Pensar cânones é muito relevante para uma leitura sobre a história do Brasil e, no caso da Revista Aurora especificamente, sobre a história do cinema brasileiro. É fácil partir de Garrincha, A Alegria do Povo como uma obra tipicamente cinemanovista e elaborar uma leitura fílmica a partir deste ponto. Contudo, ela faz parte de um período intenso da cinematografia nacional que inclui o Cinema Novo. Entretanto, há outros agentes no universo cinematográfico daquele período que fazem parte da história e são relevantes para a obra.
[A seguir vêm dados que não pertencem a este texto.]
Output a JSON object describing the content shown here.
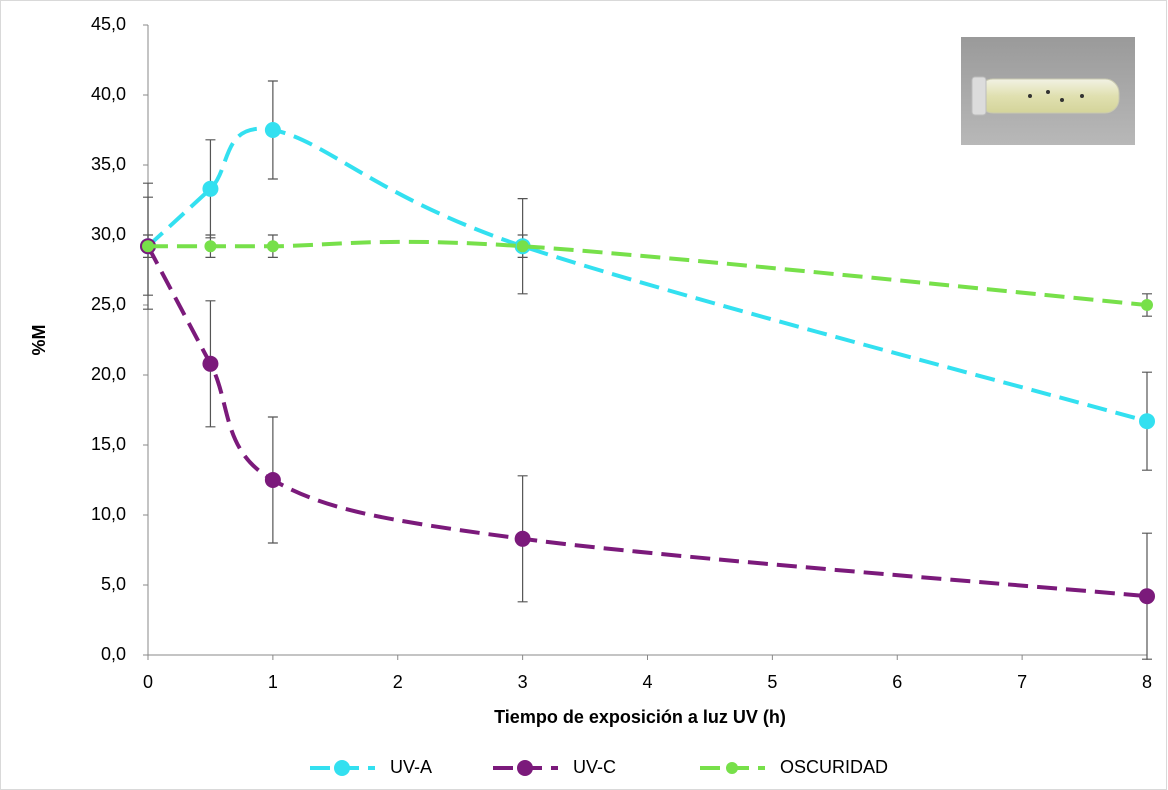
{
  "chart_data": {
    "type": "line",
    "x_label": "Tiempo de exposición a luz UV (h)",
    "y_label": "%M",
    "x": [
      0,
      0.5,
      1,
      3,
      8
    ],
    "series": [
      {
        "name": "UV-A",
        "color": "#33e0f0",
        "values": [
          29.2,
          33.3,
          37.5,
          29.2,
          16.7
        ],
        "errors": [
          3.5,
          3.5,
          3.5,
          3.4,
          3.5
        ]
      },
      {
        "name": "UV-C",
        "color": "#7b1a7b",
        "values": [
          29.2,
          20.8,
          12.5,
          8.3,
          4.2
        ],
        "errors": [
          4.5,
          4.5,
          4.5,
          4.5,
          4.5
        ]
      },
      {
        "name": "OSCURIDAD",
        "color": "#77e04a",
        "values": [
          29.2,
          29.2,
          29.2,
          29.2,
          25.0
        ],
        "errors": [
          0.8,
          0.8,
          0.8,
          0.8,
          0.8
        ]
      }
    ],
    "xlim": [
      0,
      8
    ],
    "xticks": [
      0,
      1,
      2,
      3,
      4,
      5,
      6,
      7,
      8
    ],
    "ylim": [
      0,
      45
    ],
    "yticks": [
      {
        "value": 0,
        "label": "0,0"
      },
      {
        "value": 5,
        "label": "5,0"
      },
      {
        "value": 10,
        "label": "10,0"
      },
      {
        "value": 15,
        "label": "15,0"
      },
      {
        "value": 20,
        "label": "20,0"
      },
      {
        "value": 25,
        "label": "25,0"
      },
      {
        "value": 30,
        "label": "30,0"
      },
      {
        "value": 35,
        "label": "35,0"
      },
      {
        "value": 40,
        "label": "40,0"
      },
      {
        "value": 45,
        "label": "45,0"
      }
    ],
    "legend": "bottom"
  }
}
Sobre os dois mitos mencionados, começaremos pelo cinematográfico. O diretor de Garrincha, A Alegria do Povo, é Joaquim Pedro de Andrade, um dos cinemanovistas mais celebrados que sempre esteve presente no movimento. Por outro lado, é uma produção da Herbert Richers, empresa que se caracterizou pelas chanchadas. No livro Revisão Crítica do Cinema Brasileiro, Glauber Rocha afirma que a intenção do Cinema Novo era negar as chanchadas. A afirmação de Rocha tem um contorno muito forte nos textos históricos do cinema brasileiro. De alguma maneira, as descrições parecem indicar que não haviam pontos de contato entre o Cinema Novo e as chanchadas. No entanto, não é verdadeiro afirmar que o movimento cinemanovista não se relacionou com o universo chanchadesco.
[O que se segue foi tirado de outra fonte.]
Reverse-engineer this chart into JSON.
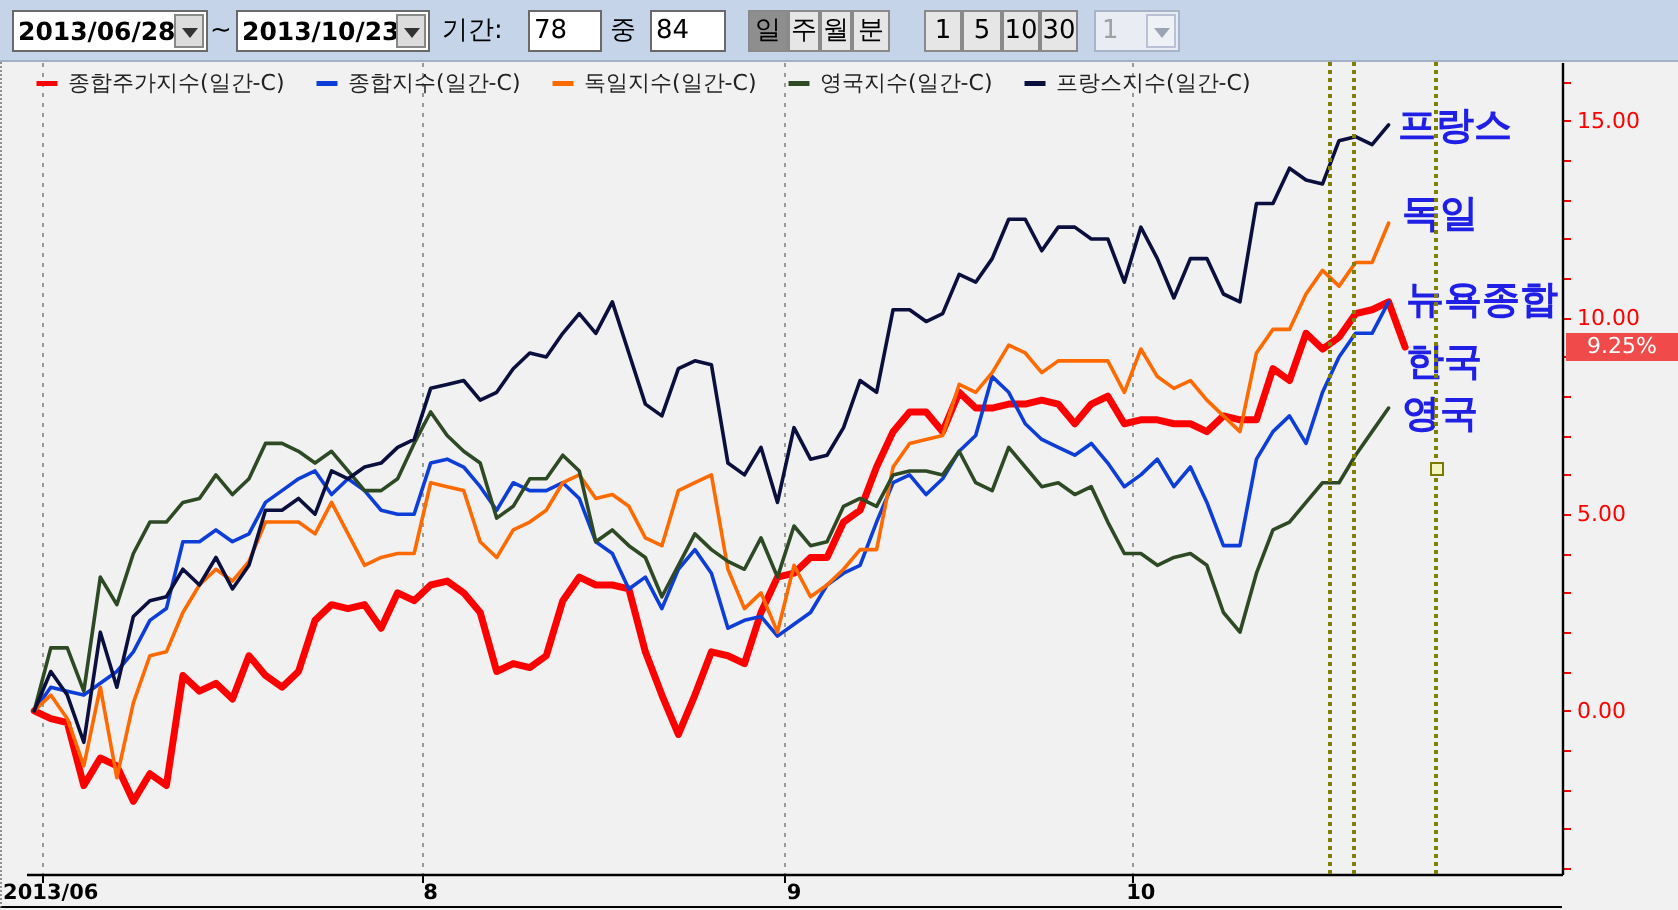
{
  "chart_data": {
    "type": "line",
    "categories": [
      null,
      "2013/06",
      null,
      null,
      null,
      null,
      null,
      null,
      null,
      null,
      null,
      null,
      null,
      null,
      null,
      null,
      null,
      null,
      null,
      null,
      null,
      null,
      null,
      null,
      "8",
      null,
      null,
      null,
      null,
      null,
      null,
      null,
      null,
      null,
      null,
      null,
      null,
      null,
      null,
      null,
      null,
      null,
      null,
      null,
      null,
      null,
      "9",
      null,
      null,
      null,
      null,
      null,
      null,
      null,
      null,
      null,
      null,
      null,
      null,
      null,
      null,
      null,
      null,
      null,
      null,
      null,
      null,
      "10",
      null,
      null,
      null,
      null,
      null,
      null,
      null,
      null,
      null,
      null,
      null,
      null,
      null,
      null,
      null,
      null,
      null,
      null,
      null,
      null,
      null,
      null,
      null,
      null,
      null
    ],
    "ylim": [
      -4.15,
      16.5
    ],
    "yticks": [
      {
        "value": -4,
        "label": null
      },
      {
        "value": -3,
        "label": null
      },
      {
        "value": -2,
        "label": null
      },
      {
        "value": -1,
        "label": null
      },
      {
        "value": 0,
        "label": "0.00"
      },
      {
        "value": 1,
        "label": null
      },
      {
        "value": 2,
        "label": null
      },
      {
        "value": 3,
        "label": null
      },
      {
        "value": 4,
        "label": null
      },
      {
        "value": 5,
        "label": "5.00"
      },
      {
        "value": 6,
        "label": null
      },
      {
        "value": 7,
        "label": null
      },
      {
        "value": 8,
        "label": null
      },
      {
        "value": 9,
        "label": null
      },
      {
        "value": 10,
        "label": "10.00"
      },
      {
        "value": 11,
        "label": null
      },
      {
        "value": 12,
        "label": null
      },
      {
        "value": 13,
        "label": null
      },
      {
        "value": 14,
        "label": null
      },
      {
        "value": 15,
        "label": "15.00"
      },
      {
        "value": 16,
        "label": null
      }
    ],
    "grid": "x",
    "legend": "top left",
    "series": [
      {
        "name": "종합주가지수(일간-C)",
        "color": "#ff0000",
        "values": [
          0,
          -0.2,
          -0.3,
          -1.9,
          -1.2,
          -1.4,
          -2.3,
          -1.6,
          -1.9,
          0.9,
          0.5,
          0.7,
          0.3,
          1.4,
          0.9,
          0.6,
          1.0,
          2.3,
          2.7,
          2.6,
          2.7,
          2.1,
          3.0,
          2.8,
          3.2,
          3.3,
          3.0,
          2.5,
          1.0,
          1.2,
          1.1,
          1.4,
          2.8,
          3.4,
          3.2,
          3.2,
          3.1,
          1.5,
          0.4,
          -0.6,
          0.4,
          1.5,
          1.4,
          1.2,
          2.5,
          3.4,
          3.5,
          3.9,
          3.9,
          4.8,
          5.1,
          6.2,
          7.1,
          7.6,
          7.6,
          7.1,
          8.1,
          7.7,
          7.7,
          7.8,
          7.8,
          7.9,
          7.8,
          7.3,
          7.8,
          8.0,
          7.3,
          7.4,
          7.4,
          7.3,
          7.3,
          7.1,
          7.5,
          7.4,
          7.4,
          8.7,
          8.4,
          9.6,
          9.2,
          9.5,
          10.1,
          10.2,
          10.4,
          9.25,
          null,
          null,
          null,
          null,
          null,
          null,
          null,
          null,
          null
        ]
      },
      {
        "name": "종합지수(일간-C)",
        "color": "#0d3fd8",
        "values": [
          0,
          0.6,
          0.5,
          0.4,
          0.7,
          1.0,
          1.5,
          2.3,
          2.6,
          4.3,
          4.3,
          4.6,
          4.3,
          4.5,
          5.3,
          5.6,
          5.9,
          6.1,
          5.5,
          5.9,
          5.6,
          5.1,
          5.0,
          5.0,
          6.3,
          6.4,
          6.2,
          5.7,
          5.1,
          5.8,
          5.6,
          5.6,
          5.8,
          5.4,
          4.3,
          4.0,
          3.1,
          3.4,
          2.6,
          3.6,
          4.1,
          3.5,
          2.1,
          2.3,
          2.4,
          1.9,
          2.2,
          2.5,
          3.2,
          3.5,
          3.7,
          4.8,
          5.8,
          6.0,
          5.5,
          5.9,
          6.6,
          7.0,
          8.5,
          8.1,
          7.3,
          6.9,
          6.7,
          6.5,
          6.8,
          6.3,
          5.7,
          6.0,
          6.4,
          5.7,
          6.2,
          5.3,
          4.2,
          4.2,
          6.4,
          7.1,
          7.5,
          6.8,
          8.1,
          9.0,
          9.6,
          9.6,
          10.4,
          null,
          null,
          null,
          null,
          null,
          null,
          null,
          null,
          null,
          null
        ]
      },
      {
        "name": "독일지수(일간-C)",
        "color": "#ff6a00",
        "values": [
          0,
          0.4,
          -0.2,
          -1.4,
          0.6,
          -1.7,
          0.2,
          1.4,
          1.5,
          2.5,
          3.2,
          3.6,
          3.3,
          3.8,
          4.8,
          4.8,
          4.8,
          4.5,
          5.3,
          4.5,
          3.7,
          3.9,
          4.0,
          4.0,
          5.8,
          5.7,
          5.6,
          4.3,
          3.9,
          4.6,
          4.8,
          5.1,
          5.8,
          6.0,
          5.4,
          5.5,
          5.2,
          4.4,
          4.2,
          5.6,
          5.8,
          6.0,
          3.6,
          2.6,
          3.0,
          2.0,
          3.7,
          2.9,
          3.2,
          3.6,
          4.1,
          4.1,
          6.2,
          6.8,
          6.9,
          7.0,
          8.3,
          8.1,
          8.6,
          9.3,
          9.1,
          8.6,
          8.9,
          8.9,
          8.9,
          8.9,
          8.1,
          9.2,
          8.5,
          8.2,
          8.4,
          7.9,
          7.5,
          7.1,
          9.1,
          9.7,
          9.7,
          10.6,
          11.2,
          10.8,
          11.4,
          11.4,
          12.4,
          null,
          null,
          null,
          null,
          null,
          null,
          null,
          null,
          null,
          null
        ]
      },
      {
        "name": "영국지수(일간-C)",
        "color": "#2e4a24",
        "values": [
          0,
          1.6,
          1.6,
          0.5,
          3.4,
          2.7,
          4.0,
          4.8,
          4.8,
          5.3,
          5.4,
          6.0,
          5.5,
          5.9,
          6.8,
          6.8,
          6.6,
          6.3,
          6.6,
          6.1,
          5.6,
          5.6,
          5.9,
          6.8,
          7.6,
          7.0,
          6.6,
          6.3,
          4.9,
          5.2,
          5.9,
          5.9,
          6.5,
          6.1,
          4.3,
          4.6,
          4.2,
          3.9,
          2.9,
          3.7,
          4.5,
          4.1,
          3.8,
          3.6,
          4.4,
          3.4,
          4.7,
          4.2,
          4.3,
          5.2,
          5.4,
          5.2,
          6.0,
          6.1,
          6.1,
          6.0,
          6.6,
          5.8,
          5.6,
          6.7,
          6.2,
          5.7,
          5.8,
          5.5,
          5.7,
          4.8,
          4.0,
          4.0,
          3.7,
          3.9,
          4.0,
          3.7,
          2.5,
          2.0,
          3.5,
          4.6,
          4.8,
          5.3,
          5.8,
          5.8,
          6.5,
          7.1,
          7.7,
          null,
          null,
          null,
          null,
          null,
          null,
          null,
          null,
          null,
          null
        ]
      },
      {
        "name": "프랑스지수(일간-C)",
        "color": "#0b0f3d",
        "values": [
          0,
          1.0,
          0.4,
          -0.8,
          2.0,
          0.6,
          2.4,
          2.8,
          2.9,
          3.6,
          3.2,
          3.9,
          3.1,
          3.7,
          5.1,
          5.1,
          5.4,
          5.0,
          6.1,
          5.9,
          6.2,
          6.3,
          6.7,
          6.9,
          8.2,
          8.3,
          8.4,
          7.9,
          8.1,
          8.7,
          9.1,
          9.0,
          9.6,
          10.1,
          9.6,
          10.4,
          9.1,
          7.8,
          7.5,
          8.7,
          8.9,
          8.8,
          6.3,
          6.0,
          6.7,
          5.3,
          7.2,
          6.4,
          6.5,
          7.2,
          8.4,
          8.1,
          10.2,
          10.2,
          9.9,
          10.1,
          11.1,
          10.9,
          11.5,
          12.5,
          12.5,
          11.7,
          12.3,
          12.3,
          12.0,
          12.0,
          10.9,
          12.3,
          11.5,
          10.5,
          11.5,
          11.5,
          10.6,
          10.4,
          12.9,
          12.9,
          13.8,
          13.5,
          13.4,
          14.5,
          14.6,
          14.4,
          14.9,
          null,
          null,
          null,
          null,
          null,
          null,
          null,
          null,
          null,
          null
        ]
      }
    ],
    "annotations": [
      "2013/06/28",
      "~",
      "2013/10/23",
      "기간:",
      "78",
      "중",
      "84",
      "일",
      "주",
      "월",
      "분",
      "1",
      "5",
      "10",
      "30",
      "1",
      "프랑스",
      "독일",
      "뉴욕종합",
      "한국",
      "영국",
      "9.25%"
    ]
  }
}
Profissionais da área, temáticas das obras e posição no mercado cinematográfico são alguns exemplos dos pontos de ligação entre o Cinema Novo e as chanchadas. Dessa maneira, é pobre, no mínimo, entender Garrincha, A Alegria do Povo apenas como um precursor ou um dos filmes-base dos cinemanovistas. Se é verdade que é possível pensar a obra dessa maneira, também é real destacar que a produção era uma forma da Herbert Richers se aproximar de temáticas mais politizadas, que ascenderam no início da década de 1960. Inclusive, é comum encontrar destaques sobre um rejuvenescimento do cinema brasileiro, especialmente ao ressaltar a juventude dos realizadores, contudo, mesmo que jovens diretores estivessem surgindo como era o próprio Joaquim Pedro de Andrade, havia espaço para outros mais experientes como Anselmo Duarte e Roberto Farias, que são formados na tradição dos estúdios cinematográficos brasileiros.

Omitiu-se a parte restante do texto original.